No such luck. Donald Trump is all too real- and intelligent people (though a minority of them) are eagerly buying what he's peddling (or pretending to).

And no aspect of this dark comedy is more bizarre than Mitch McConnell and Lindsey Graham and other leading Republican senators openly and frankly promising to violate the oaths they will take to do impartial justice and see to it that the upcoming impeachment trial is rigged.

It's going to be a farce. The Republican leadership comes right out and promises that. I've long believed that the 2020 presidential election will be the acid test of whether America in the 21st Century is capable of governing itself; that Donald Trump has been so grotesque, so openly dishonest, and so plainly not quite right in the head that it would be unthinkable for any nation that hasn't lost its collective mind to re-elect him, even as the result of another constitutional fluke like the one that put him in the White House, to begin with.
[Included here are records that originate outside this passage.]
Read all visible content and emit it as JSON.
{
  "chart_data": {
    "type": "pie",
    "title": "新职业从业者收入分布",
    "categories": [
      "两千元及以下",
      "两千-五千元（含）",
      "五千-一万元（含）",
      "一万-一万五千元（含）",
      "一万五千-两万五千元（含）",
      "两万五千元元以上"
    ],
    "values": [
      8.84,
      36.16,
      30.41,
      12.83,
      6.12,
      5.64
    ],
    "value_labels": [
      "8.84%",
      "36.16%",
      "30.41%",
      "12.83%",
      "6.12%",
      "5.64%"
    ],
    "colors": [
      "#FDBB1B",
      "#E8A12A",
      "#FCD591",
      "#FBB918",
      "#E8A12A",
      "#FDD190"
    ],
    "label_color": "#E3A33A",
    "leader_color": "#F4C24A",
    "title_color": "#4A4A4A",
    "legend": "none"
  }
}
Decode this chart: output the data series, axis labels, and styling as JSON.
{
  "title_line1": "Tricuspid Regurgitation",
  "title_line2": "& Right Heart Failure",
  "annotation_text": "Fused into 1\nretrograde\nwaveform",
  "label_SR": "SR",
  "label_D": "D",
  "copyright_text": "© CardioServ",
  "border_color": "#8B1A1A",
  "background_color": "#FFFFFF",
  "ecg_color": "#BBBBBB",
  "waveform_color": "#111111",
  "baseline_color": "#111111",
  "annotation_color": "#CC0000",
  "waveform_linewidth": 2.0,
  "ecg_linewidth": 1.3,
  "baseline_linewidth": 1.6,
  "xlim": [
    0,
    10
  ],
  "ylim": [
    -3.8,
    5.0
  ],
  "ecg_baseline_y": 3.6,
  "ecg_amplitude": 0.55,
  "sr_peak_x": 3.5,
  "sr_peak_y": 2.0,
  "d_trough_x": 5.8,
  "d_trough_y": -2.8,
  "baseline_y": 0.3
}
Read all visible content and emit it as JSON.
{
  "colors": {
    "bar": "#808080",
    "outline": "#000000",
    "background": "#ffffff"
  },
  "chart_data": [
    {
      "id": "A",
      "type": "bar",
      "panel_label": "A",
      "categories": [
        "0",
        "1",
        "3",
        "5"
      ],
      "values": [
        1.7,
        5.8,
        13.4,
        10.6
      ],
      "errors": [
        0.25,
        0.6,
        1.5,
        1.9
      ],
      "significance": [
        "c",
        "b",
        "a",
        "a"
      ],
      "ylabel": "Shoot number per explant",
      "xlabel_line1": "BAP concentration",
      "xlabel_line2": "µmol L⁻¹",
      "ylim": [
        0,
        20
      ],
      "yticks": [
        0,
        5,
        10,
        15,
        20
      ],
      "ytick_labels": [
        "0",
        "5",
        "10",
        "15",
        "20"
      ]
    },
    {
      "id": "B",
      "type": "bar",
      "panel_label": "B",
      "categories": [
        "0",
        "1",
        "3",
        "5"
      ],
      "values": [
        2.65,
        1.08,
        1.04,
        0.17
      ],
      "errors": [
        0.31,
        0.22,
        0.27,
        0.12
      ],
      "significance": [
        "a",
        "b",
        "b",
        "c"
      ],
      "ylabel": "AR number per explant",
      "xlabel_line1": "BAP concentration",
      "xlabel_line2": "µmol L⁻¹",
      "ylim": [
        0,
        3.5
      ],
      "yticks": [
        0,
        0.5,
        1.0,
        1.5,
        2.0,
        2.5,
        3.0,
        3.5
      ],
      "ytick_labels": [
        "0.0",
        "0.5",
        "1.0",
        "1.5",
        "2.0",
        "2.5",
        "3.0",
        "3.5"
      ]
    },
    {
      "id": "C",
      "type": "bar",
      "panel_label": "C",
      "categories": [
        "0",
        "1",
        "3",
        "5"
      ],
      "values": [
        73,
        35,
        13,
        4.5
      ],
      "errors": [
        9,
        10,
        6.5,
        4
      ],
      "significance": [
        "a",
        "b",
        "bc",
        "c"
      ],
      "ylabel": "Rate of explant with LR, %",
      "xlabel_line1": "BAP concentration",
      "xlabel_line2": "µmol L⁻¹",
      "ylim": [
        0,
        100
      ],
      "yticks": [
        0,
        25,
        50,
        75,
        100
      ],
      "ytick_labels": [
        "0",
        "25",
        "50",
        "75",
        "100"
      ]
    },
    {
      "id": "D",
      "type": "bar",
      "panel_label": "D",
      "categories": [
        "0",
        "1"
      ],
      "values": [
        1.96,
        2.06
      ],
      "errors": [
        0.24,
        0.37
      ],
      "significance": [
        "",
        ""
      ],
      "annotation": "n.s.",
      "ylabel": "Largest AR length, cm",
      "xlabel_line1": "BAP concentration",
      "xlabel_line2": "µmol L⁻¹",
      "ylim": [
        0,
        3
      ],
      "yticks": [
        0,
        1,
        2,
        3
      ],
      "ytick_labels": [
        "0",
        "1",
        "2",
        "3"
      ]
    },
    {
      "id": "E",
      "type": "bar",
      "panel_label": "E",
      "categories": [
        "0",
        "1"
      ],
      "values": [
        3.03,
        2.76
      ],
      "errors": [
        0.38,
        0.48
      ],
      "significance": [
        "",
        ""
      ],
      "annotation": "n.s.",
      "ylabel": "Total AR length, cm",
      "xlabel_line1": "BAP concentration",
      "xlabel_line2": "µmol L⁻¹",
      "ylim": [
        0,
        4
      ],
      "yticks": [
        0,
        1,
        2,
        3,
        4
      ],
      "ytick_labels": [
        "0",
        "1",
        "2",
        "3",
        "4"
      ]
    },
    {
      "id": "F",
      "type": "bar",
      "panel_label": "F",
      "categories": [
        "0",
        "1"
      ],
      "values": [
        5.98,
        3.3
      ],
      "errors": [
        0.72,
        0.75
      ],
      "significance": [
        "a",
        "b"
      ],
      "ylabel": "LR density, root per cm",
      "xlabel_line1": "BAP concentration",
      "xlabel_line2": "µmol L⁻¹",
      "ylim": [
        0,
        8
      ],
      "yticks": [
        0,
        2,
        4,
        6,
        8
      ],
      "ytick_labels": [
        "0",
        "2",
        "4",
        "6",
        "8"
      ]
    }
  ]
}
But we may get a test earlier than that. Whatever anybody thinks of the articles of impeachment against President Trump (and at it's hard to see how anyone who can read could honestly not agree with at least the second one, charging a president who has openly done everything possible to obstruct not only a special prosecutor's investigation but the work of the committees considering possible impeachment charges against him; the first is only slightly less of a slam-dunk), how in the world can anybody not be bothered by jurors who openly state before the trial even begins that they will ignore the evidence because they have already made up their minds how they will vote? 

The reaction of the public will in itself be an acid test of the competence of the American voting public to fulfill its own part in the constitutional process. If it's ok with this, it will be proof that- as tends to be the case in nations in which a constant barrage of government propaganda coupled with cries of treason against dissenters confuses the public about whether the truth is even knowable- we have become not so much dishonest jurors as irrational ones only ten or eleven months from the time when it will be we who are called upon to pass judgment on our most corrupt and most incompetent president.

Oh. And before anybody says it, yeah. I've listened carefully, and my mind is made up, too. But it could hypothetically be changed by new evidence submitted at the trial- and if I were a United States senator about to serve under oath as a juror in a presidential impeachment trial, I would certainly have enough sense and enough shame not to publicly declare my bias and my intention to violate my oath in advance.